Cost overruns at Lockheed Martin threaten smallsat Lunar Trailblazer orbiter

NASA is now doing a review to decide if it will kill a smallsat lunar orbiter project, dubbed Lunar Trailblazer, due to cost overruns at Lockheed Martin.

Bethany Ehlmann, principal investigator for Lunar Trailblazer at Caltech, said in a presentation at LEAG Aug. 24 that Lockheed Martin, the spacecraft subcontractor, notified NASA of “recent and projected future overruns” on the project in June. Neither Ehlmann, NASA nor Lockheed Martin quantified those overruns.

“As we brought this mission from paper to life, the engineering and design efforts exceeded our original estimate,” Lockheed Martin said in a statement to SpaceNews Aug. 25. “Our Lockheed Martin team continues to implement cutting edge digital production tools and seek out operational efficiencies to minimize any extra cost incurred over Lunar Trailblazer’s development.”
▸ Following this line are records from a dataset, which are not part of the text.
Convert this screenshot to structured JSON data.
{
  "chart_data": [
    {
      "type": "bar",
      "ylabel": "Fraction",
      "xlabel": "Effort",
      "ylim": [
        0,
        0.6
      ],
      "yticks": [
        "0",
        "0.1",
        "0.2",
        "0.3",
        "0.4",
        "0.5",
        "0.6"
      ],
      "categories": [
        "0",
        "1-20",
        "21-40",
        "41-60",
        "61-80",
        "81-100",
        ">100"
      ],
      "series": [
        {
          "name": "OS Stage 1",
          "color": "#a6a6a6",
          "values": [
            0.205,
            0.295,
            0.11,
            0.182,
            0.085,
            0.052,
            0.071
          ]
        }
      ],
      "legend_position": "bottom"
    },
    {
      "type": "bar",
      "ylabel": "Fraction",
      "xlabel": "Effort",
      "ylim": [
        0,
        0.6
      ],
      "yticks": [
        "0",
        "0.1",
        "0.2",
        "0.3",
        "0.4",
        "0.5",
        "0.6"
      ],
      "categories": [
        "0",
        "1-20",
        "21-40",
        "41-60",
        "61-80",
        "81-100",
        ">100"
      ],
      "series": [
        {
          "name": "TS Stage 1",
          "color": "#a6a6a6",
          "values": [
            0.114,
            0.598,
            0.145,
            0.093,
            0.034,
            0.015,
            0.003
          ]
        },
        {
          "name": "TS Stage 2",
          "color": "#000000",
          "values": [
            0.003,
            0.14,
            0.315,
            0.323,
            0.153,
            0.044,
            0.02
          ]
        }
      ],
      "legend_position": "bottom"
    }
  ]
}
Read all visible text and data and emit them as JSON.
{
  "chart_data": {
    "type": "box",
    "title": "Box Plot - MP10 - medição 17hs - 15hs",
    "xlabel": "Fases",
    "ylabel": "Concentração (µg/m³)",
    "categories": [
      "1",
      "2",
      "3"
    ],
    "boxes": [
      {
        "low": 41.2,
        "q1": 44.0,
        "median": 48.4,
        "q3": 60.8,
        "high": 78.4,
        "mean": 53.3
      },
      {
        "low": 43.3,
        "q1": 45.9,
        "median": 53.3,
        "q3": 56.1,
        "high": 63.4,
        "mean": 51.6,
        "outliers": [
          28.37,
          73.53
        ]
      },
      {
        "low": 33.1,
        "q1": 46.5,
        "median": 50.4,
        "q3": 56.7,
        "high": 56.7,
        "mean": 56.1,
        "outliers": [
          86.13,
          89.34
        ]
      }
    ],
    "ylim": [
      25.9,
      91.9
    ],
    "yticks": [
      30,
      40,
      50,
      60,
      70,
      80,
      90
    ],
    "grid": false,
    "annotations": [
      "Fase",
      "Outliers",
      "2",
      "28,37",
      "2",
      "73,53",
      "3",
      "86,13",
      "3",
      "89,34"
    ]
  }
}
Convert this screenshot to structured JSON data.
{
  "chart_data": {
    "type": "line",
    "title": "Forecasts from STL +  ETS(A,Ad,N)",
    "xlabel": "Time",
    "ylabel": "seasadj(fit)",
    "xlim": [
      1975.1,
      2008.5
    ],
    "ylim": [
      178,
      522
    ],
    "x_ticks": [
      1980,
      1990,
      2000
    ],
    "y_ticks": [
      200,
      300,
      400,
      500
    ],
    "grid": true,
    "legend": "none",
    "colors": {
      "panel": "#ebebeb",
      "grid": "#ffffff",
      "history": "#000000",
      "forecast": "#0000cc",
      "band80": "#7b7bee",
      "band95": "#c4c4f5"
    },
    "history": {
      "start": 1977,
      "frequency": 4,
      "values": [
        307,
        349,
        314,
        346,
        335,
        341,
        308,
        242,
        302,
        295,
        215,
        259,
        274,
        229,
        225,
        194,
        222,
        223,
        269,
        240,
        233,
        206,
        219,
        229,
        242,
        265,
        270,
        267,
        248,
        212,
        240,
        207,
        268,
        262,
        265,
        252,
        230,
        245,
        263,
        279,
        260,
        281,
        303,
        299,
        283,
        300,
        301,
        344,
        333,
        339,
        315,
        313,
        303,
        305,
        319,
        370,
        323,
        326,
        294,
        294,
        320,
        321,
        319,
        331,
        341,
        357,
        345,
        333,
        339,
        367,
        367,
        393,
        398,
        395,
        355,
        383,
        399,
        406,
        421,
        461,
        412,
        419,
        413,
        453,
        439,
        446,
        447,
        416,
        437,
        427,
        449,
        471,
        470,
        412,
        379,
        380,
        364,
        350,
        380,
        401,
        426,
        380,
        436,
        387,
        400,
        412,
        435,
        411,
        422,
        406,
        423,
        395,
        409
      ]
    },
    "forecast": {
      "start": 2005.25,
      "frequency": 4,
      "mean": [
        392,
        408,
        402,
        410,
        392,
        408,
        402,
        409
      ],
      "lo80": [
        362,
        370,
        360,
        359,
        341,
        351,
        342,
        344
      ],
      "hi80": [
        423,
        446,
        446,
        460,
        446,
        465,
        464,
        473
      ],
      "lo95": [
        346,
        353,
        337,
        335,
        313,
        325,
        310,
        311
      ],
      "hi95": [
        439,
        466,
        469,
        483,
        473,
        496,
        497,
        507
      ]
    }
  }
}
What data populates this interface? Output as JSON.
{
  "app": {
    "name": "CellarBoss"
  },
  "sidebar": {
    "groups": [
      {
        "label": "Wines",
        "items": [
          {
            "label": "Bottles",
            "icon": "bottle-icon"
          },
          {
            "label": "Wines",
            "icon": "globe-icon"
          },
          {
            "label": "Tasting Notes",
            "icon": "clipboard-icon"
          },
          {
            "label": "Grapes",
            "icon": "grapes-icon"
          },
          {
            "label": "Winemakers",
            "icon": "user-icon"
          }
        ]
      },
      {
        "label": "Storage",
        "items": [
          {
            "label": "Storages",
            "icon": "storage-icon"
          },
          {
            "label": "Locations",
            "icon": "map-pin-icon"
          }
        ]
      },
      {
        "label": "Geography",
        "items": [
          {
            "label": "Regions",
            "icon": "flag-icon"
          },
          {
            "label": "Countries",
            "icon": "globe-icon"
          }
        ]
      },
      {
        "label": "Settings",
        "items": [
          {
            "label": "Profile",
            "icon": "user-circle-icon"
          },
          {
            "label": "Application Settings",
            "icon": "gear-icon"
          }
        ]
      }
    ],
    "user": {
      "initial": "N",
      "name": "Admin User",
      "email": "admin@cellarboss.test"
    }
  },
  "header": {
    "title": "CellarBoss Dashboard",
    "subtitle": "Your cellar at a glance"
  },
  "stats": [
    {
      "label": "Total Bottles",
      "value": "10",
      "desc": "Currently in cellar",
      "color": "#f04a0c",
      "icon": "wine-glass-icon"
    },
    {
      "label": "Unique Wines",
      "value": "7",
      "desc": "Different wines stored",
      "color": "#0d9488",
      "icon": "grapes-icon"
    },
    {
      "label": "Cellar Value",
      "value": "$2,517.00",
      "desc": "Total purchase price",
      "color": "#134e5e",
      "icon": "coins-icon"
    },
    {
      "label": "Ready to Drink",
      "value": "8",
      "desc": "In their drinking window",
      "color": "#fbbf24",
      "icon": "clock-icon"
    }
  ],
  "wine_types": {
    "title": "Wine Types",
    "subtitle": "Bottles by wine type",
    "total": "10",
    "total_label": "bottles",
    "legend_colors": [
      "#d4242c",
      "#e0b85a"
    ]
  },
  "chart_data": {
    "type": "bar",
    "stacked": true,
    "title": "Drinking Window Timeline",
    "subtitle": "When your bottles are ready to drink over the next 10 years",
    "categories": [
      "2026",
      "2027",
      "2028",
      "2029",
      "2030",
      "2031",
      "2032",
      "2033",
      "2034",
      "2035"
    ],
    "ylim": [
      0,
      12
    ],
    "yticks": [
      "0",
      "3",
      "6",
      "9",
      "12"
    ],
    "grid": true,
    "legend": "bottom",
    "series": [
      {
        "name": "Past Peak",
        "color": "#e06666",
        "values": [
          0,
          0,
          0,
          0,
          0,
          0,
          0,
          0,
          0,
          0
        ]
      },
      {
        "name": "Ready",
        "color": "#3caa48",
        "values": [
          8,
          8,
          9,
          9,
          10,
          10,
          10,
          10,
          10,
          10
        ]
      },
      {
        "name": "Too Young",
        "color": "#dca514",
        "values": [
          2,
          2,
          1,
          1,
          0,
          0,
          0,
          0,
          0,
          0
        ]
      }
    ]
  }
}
The wording in this Lockheed Martin statement is meaningless blather, with no specific details. The bottom line however is this: Lunar Trailblazer was meant to demonstrate that it was possible to build a small low-cost science probe, in this case a lunar orbiter, and do it for no more than $55 million. Apparently, Lockheed Martin didn’t take that objective seriously. Instead, it thought it could do what it has done for decades — as have all the old big space contractors — pay no attention to cost, go overbudget, and then have NASA pick up the slack. It appears NASA might not do it this time.